Die Zuckerkrankheit (=Diabetes mellitus) tritt bei ungefähr 0,5% aller Hunde und Katzen auf – Tendenz steigend. Die Symptome lassen sich auf die oben genannten physiologischen Zusammenhänge zurückführen: Die Tiere trinken auffällig viel; der Harnabsatz ist erhöht. Durch den Zuckermangel in den Zellen fehlt Energie; die Tiere haben ständig Hunger und fressen vermehrt. Trotzdem nehmen sie ab, denn ihnen fehlt es an verwertbarer Energie. Manche wiederum leiden an Erbrechen und Appetitlosigkeit; auch Nervenschädigungen und Harnwegsinfektionen können auftreten. Die Katzen werden lethargisch; ihr Fell stumpf und glanzlos. Oft bemerkt der Besitzer die Krankheit erst, wenn sie schon relativ weit fortgeschritten ist.

Die Erkrankung tritt meist im mittleren bis fortgeschrittenen Alter auf; männliche kastrierte Hauskatzen sind häufiger betroffen. Übergewicht erhöht das Erkrankungsrisiko enorm. Die Diagnose kann nur durch eine Blutuntersuchung gestellt werden, wobei die Tiere nüchtern sein sollten. Da der Blutzucker der Katze bei Stress und Aufregung in die Höhe schnellen kann, wird zur Absicherung der Diagnose meist auch noch der Langzeitzuckerwert Fructosamin im Labor bestimmt. Andere Grunderkrankungen müssen weitestgehend ausgeschlossen werden.

Die Aussichten des Diabetes mellitus hängen stark von der Erkrankungsursache, einer frühzeitigen Erkennung und entsprechender Therapie ab.
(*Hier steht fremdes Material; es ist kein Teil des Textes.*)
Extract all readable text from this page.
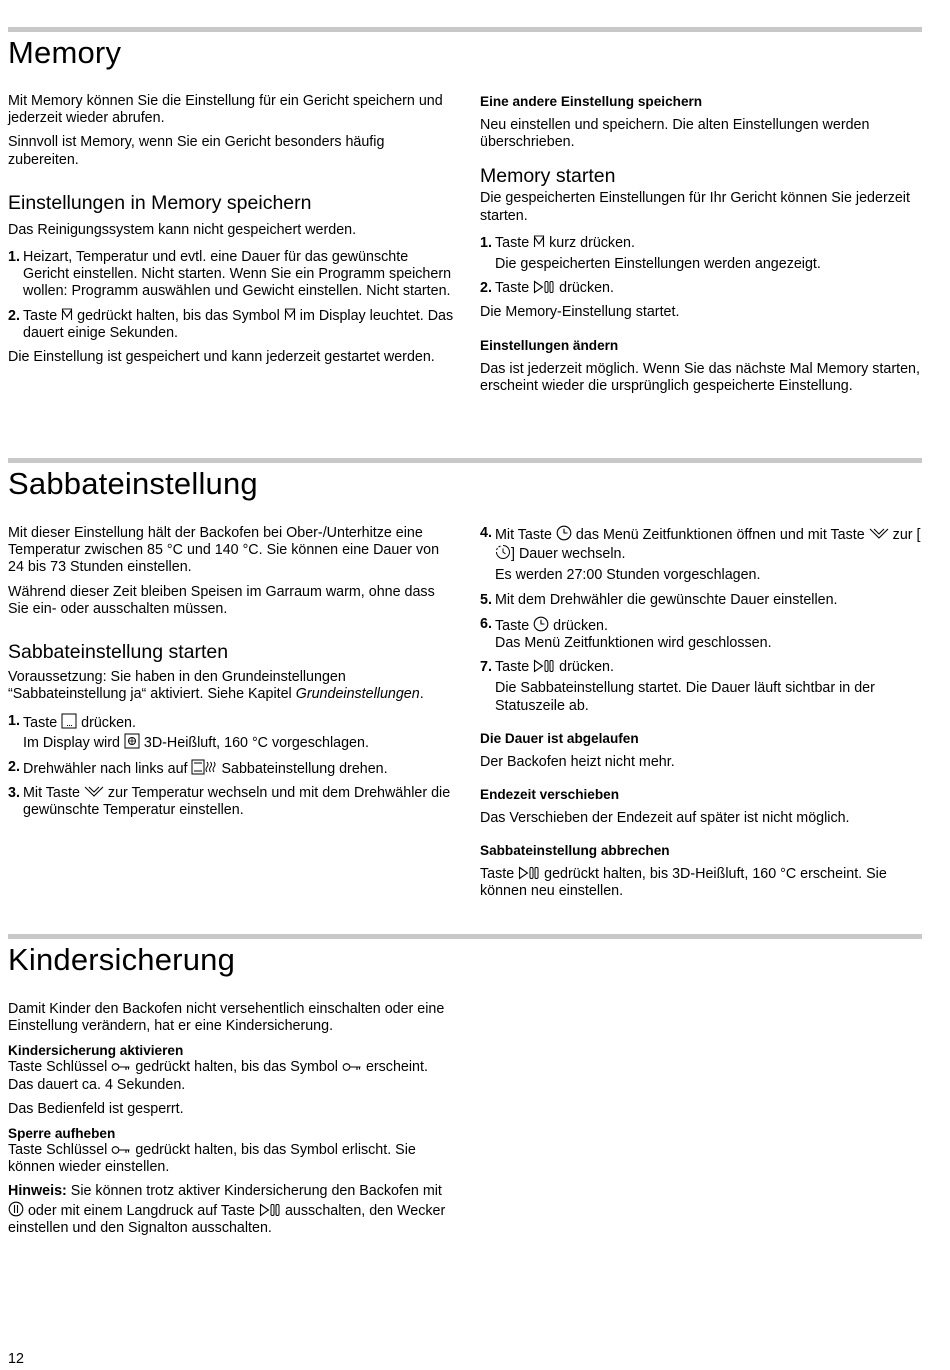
Memory

Mit Memory können Sie die Einstellung für ein Gericht speichern und jederzeit wieder abrufen.

Sinnvoll ist Memory, wenn Sie ein Gericht besonders häufig zubereiten.

Einstellungen in Memory speichern

Das Reinigungssystem kann nicht gespeichert werden.

1. Heizart, Temperatur und evtl. eine Dauer für das gewünschte Gericht einstellen. Nicht starten. Wenn Sie ein Programm speichern wollen: Programm auswählen und Gewicht einstellen. Nicht starten.
2. Taste gedrückt halten, bis das Symbol im Display leuchtet. Das dauert einige Sekunden.

Die Einstellung ist gespeichert und kann jederzeit gestartet werden.

Eine andere Einstellung speichern

Neu einstellen und speichern. Die alten Einstellungen werden überschrieben.

Memory starten

Die gespeicherten Einstellungen für Ihr Gericht können Sie jederzeit starten.

1. Taste kurz drücken.
Die gespeicherten Einstellungen werden angezeigt.
2. Taste drücken.

Die Memory-Einstellung startet.

Einstellungen ändern

Das ist jederzeit möglich. Wenn Sie das nächste Mal Memory starten, erscheint wieder die ursprünglich gespeicherte Einstellung.

Sabbateinstellung

Mit dieser Einstellung hält der Backofen bei Ober-/Unterhitze eine Temperatur zwischen 85 °C und 140 °C. Sie können eine Dauer von 24 bis 73 Stunden einstellen.

Während dieser Zeit bleiben Speisen im Garraum warm, ohne dass Sie ein- oder ausschalten müssen.

Sabbateinstellung starten

Voraussetzung: Sie haben in den Grundeinstellungen “Sabbateinstellung ja“ aktiviert. Siehe Kapitel Grundeinstellungen.

1. Taste drücken.
Im Display wird 3D-Heißluft, 160 °C vorgeschlagen.
2. Drehwähler nach links auf Sabbateinstellung drehen.
3. Mit Taste zur Temperatur wechseln und mit dem Drehwähler die gewünschte Temperatur einstellen.
4. Mit Taste das Menü Zeitfunktionen öffnen und mit Taste zur [
] Dauer wechseln.
Es werden 27:00 Stunden vorgeschlagen.
5. Mit dem Drehwähler die gewünschte Dauer einstellen.
6. Taste drücken.
Das Menü Zeitfunktionen wird geschlossen.
7. Taste drücken.
Die Sabbateinstellung startet. Die Dauer läuft sichtbar in der Statuszeile ab.
Die Dauer ist abgelaufen

Der Backofen heizt nicht mehr.

Endezeit verschieben

Das Verschieben der Endezeit auf später ist nicht möglich.

Sabbateinstellung abbrechen

Taste gedrückt halten, bis 3D-Heißluft, 160 °C erscheint. Sie können neu einstellen.

Kindersicherung

Damit Kinder den Backofen nicht versehentlich einschalten oder eine Einstellung verändern, hat er eine Kindersicherung.

Kindersicherung aktivieren

Taste Schlüssel gedrückt halten, bis das Symbol erscheint. Das dauert ca. 4 Sekunden.

Das Bedienfeld ist gesperrt.

Sperre aufheben

Taste Schlüssel gedrückt halten, bis das Symbol erlischt. Sie können wieder einstellen.

Hinweis: Sie können trotz aktiver Kindersicherung den Backofen mit
oder mit einem Langdruck auf Taste ausschalten, den Wecker einstellen und den Signalton ausschalten.

12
Dazu muss der Tierhalter seine Katze zweimal täglich mit Insulin spritzen; die Injektionen mit ganz dünnen Nadeln werden unter die Haut gegeben. Wichtig sind streng einzuhaltende Fütterungszeiten und –mengen; am besten geeignet sind kommerzielle Spezialfutter.
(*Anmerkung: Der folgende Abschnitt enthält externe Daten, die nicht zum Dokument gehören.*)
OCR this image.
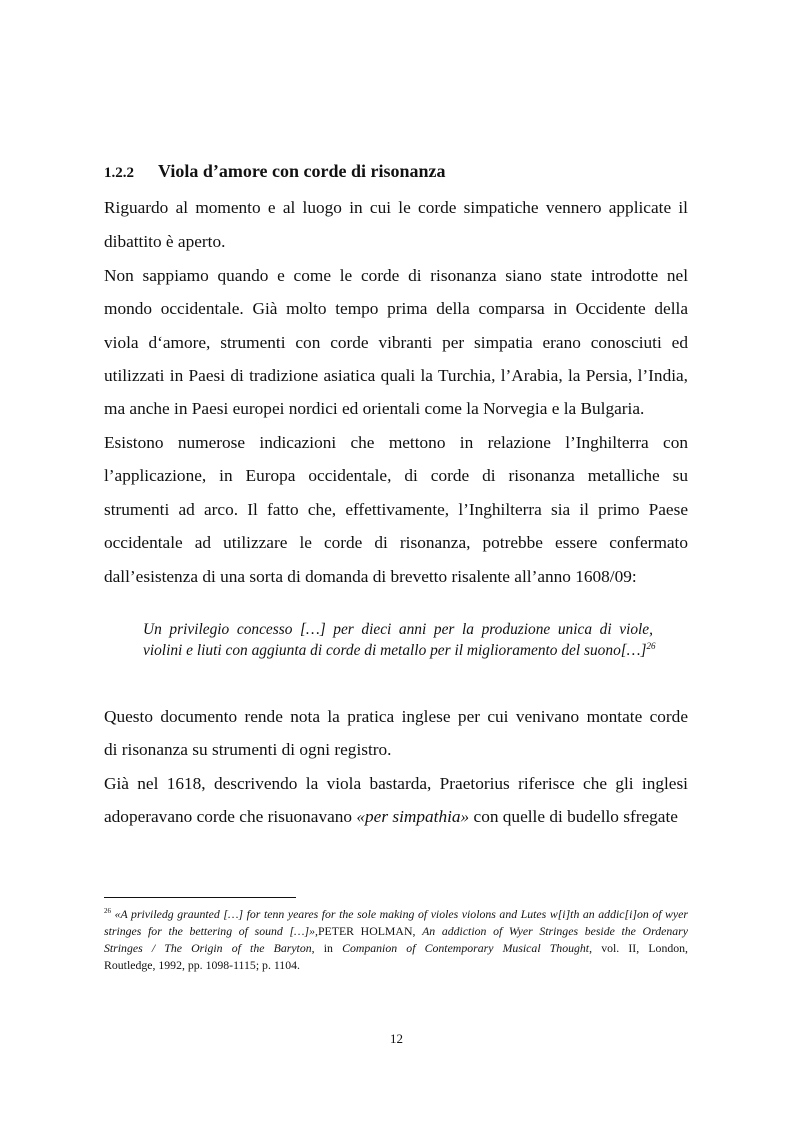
1.2.2 Viola d’amore con corde di risonanza
Riguardo al momento e al luogo in cui le corde simpatiche vennero applicate il
dibattito è aperto.
Non sappiamo quando e come le corde di risonanza siano state introdotte nel
mondo occidentale. Già molto tempo prima della comparsa in Occidente della
viola d‘amore, strumenti con corde vibranti per simpatia erano conosciuti ed
utilizzati in Paesi di tradizione asiatica quali la Turchia, l’Arabia, la Persia, l’India,
ma anche in Paesi europei nordici ed orientali come la Norvegia e la Bulgaria.
Esistono numerose indicazioni che mettono in relazione l’Inghilterra con
l’applicazione, in Europa occidentale, di corde di risonanza metalliche su
strumenti ad arco. Il fatto che, effettivamente, l’Inghilterra sia il primo Paese
occidentale ad utilizzare le corde di risonanza, potrebbe essere confermato
dall’esistenza di una sorta di domanda di brevetto risalente all’anno 1608/09:
Un privilegio concesso […] per dieci anni per la produzione unica di viole,
violini e liuti con aggiunta di corde di metallo per il miglioramento del suono[…]$^{26}$
Questo documento rende nota la pratica inglese per cui venivano montate corde
di risonanza su strumenti di ogni registro.
Già nel 1618, descrivendo la viola bastarda, Praetorius riferisce che gli inglesi
adoperavano corde che risuonavano «per simpathia» con quelle di budello sfregate
$^{26}$ «A priviledg graunted […] for tenn yeares for the sole making of violes violons and Lutes w[i]th an addic[i]on of wyer
stringes for the bettering of sound […]»,PETER HOLMAN, An addiction of Wyer Stringes beside the Ordenary
Stringes / The Origin of the Baryton, in Companion of Contemporary Musical Thought, vol. II, London,
Routledge, 1992, pp. 1098-1115; p. 1104.
12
Für die richtige Einstellung der Insulindosis müssen anfangs regelmäßige Blut- und Harnkontrollen (Blutwerte sind immer genauer und zuverlässiger als Urinwerte!) durchgeführt werden, was manchmal sehr aufwändig und nervenaufreibend sein kann. Schon nach einigen Wochen sollten sich Anzeichen der Besserung einstellen, wie Normalisierung der Wasseraufnahme und des Allgemeinbefindens.Da in der Folgezeit der Blutzuckerspiegel immer wieder Schwankungen unterliegen kann (z.B. durch körperliche Überbelastung, Stress, Erbrechen, (Geschlechts-)Hormone, Medikamente), sollten regelmäßige Blutuntersuchungen durchgeführt werden. Bei zu hohen Insulingaben kann es zu einer Unterzuckerung kommen, die sich in Hunger, Unruhe, Zittern, Blässe und Taumeln äußern und bis hin zum Koma führen kann. Die Therapie muss meist lebenslänglich durchgeführt werden. Bei idealer Insulin-Einstellung besteht eine gute Lebensqualität, wenn auch mit geringgradig reduzierter Lebenserwartung.